Friday, October 12, 2012

RIP Amanda Todd

You know why bullies exist?  Because our mating rituals are flawed.  You marry a meat-head because he can 'hold his own' in a fight?  Sort of like marrying a steel lamp post because 'he could really take a punch'.  You don't get the 'Sensitive' with the 'Insensitive'.  There is a view that the bully is a stronger person...because they are more willing to fight?  I've met enough people to know that the excuse they are more willing to fight for can be as varied as the individual but with one common denominator: Insecurity. 

Some of the most insecure people are more willing to fight.  These include people who have lived on the street.  Some have been in the prison system.  Some have grown up in rough neighborhoods possibly in foster homes.  The rage to get into a fight is actually a secondary response...the first is fear.  The fear comes from the idea that they are losing control.  This is not to be trifled with.  You might beat them in a fight but they will come back at you with a gun or a knife.  There is nothing more dangerous than a cornered animal.  In situations where you absolutely have no trust in the people and situations around you, power is the only thing you can strive for.  They find a partner and the first thing they HAVE to know about them is 'Which buttons to press'.  The problem is that if you behave like this, those who are closest to you will 'Learn' from your example and not trust you, or anyone else.   Hence the bully is born. 
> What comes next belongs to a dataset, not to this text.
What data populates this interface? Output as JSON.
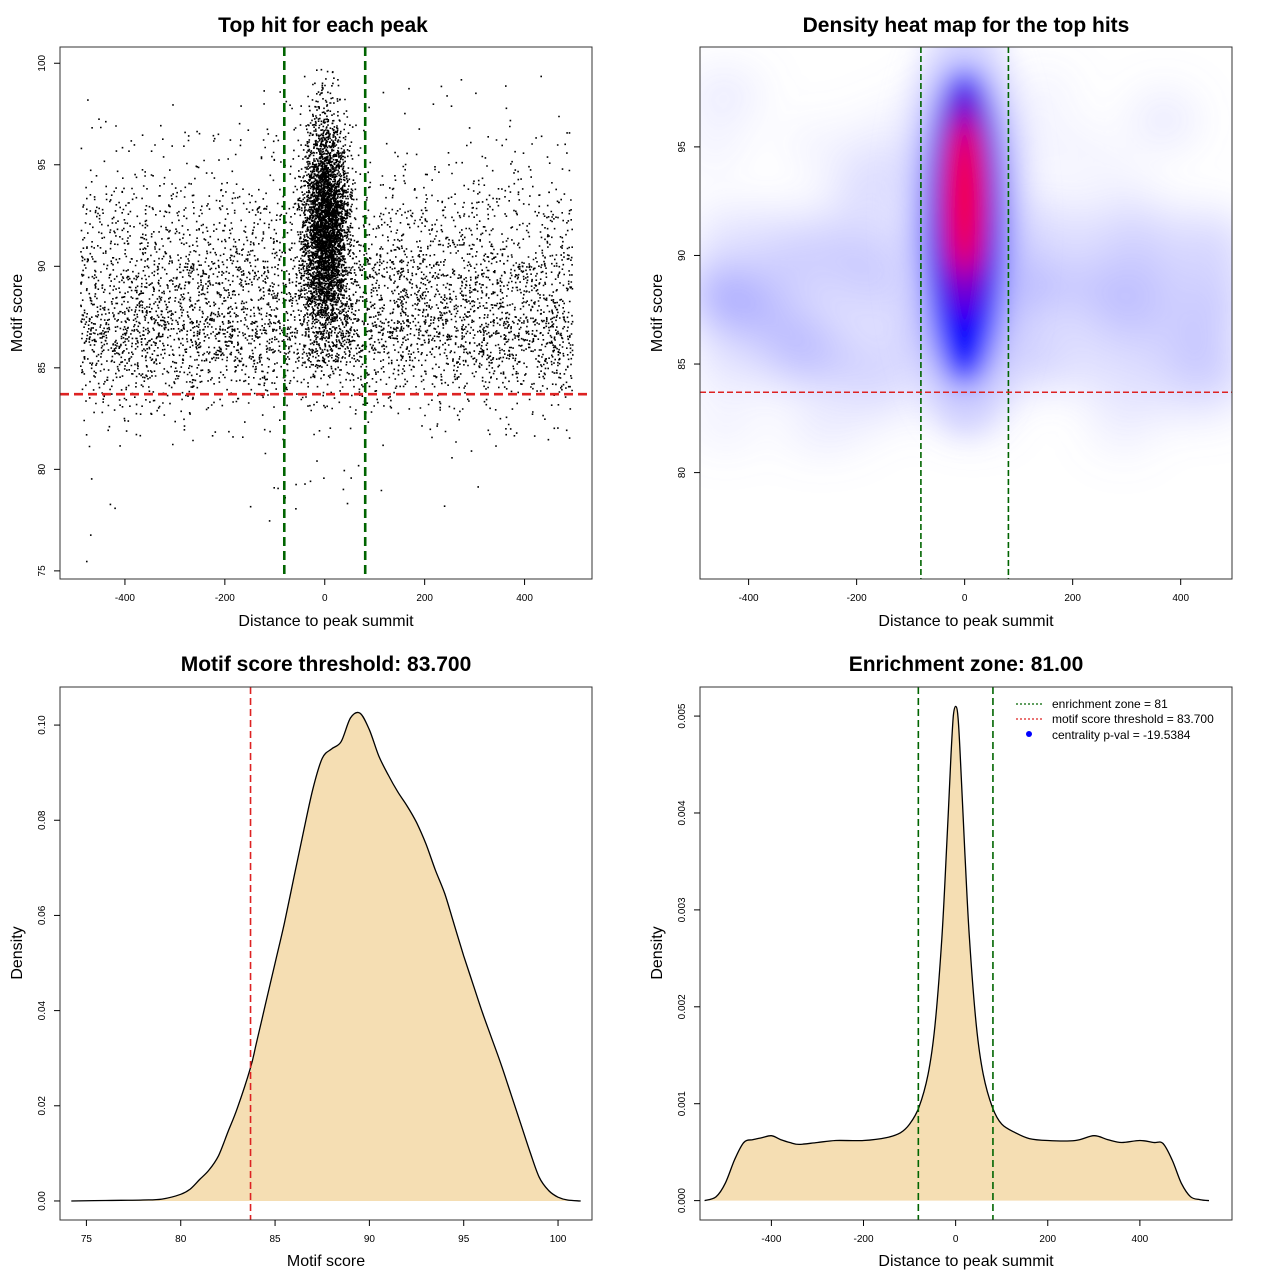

Sometimes the lack of trust goes so deep but the 'Feral reaction' has not taken hold.  This is the worst for the fear of fighting.  You do not trust other people enough that you will not be seriously hurt.  The fear that if they get the upper hand, they will keep hitting until you are maimed or dead.  But that is a topic for another time.

A bully sees a sensitive person like Amanda Todd.  They go:

 "Hey! Why the fuck can she be sensitive!  Lets go take control away from her (like I've had done to me) and see how she handles it.  Maybe she knows something I don't.  (...and that way I don't have to be such an insecure douchebag all the time)" -Part Jealousy...part curiousity.  Believe it or not.

When it comes to bullies...a little punch goes a long ways.  Just show them that you are willing to fight and that you can take a punch and give it back.  If it looks like you are against a group; look for the one calling the shots and challenge them directly by saying 'What...you too chicken shit to take me on alone?'  That will give you, at least, a decent chance.  So maybe fighting isn't your thing.  Do it mafia style.  Give the toughest kid in school $100 to kick the crap out of this person for you.  If people say you were a wimp for not taking care of it yourself...just say that you are playing to your strengths and covering the other bases. They walk away scratching their heads since their 'Super-ego dialogue' does not have any contingency for variation.  If they say they will do the same to you... just say 'I didn't start this but I will finish it if I have to'.  You might have to take a few punches and lay down a few more C-notes but they will get the message.
 
My question about this whole 'Amanda Todd' fiasco is 'where were the parents?'  I'm sorry...your daughter is having an actual meltdown.  She needs for YOU to tell her:  That she is important.   That bullies are idiots.  That you love her.  and Give her a hug.

This beautiful, sensitive person didn't have to die.   If I had known her plight, I would have tried to help.  But I'm sure a lot of us are feeling that way. 

...and to the pedophile that tried to get 'a private sex show' that started the distribution of her pictures: You need to set this right.  Donate all your stuff to the parents of this child - with a letter of apology - then end it.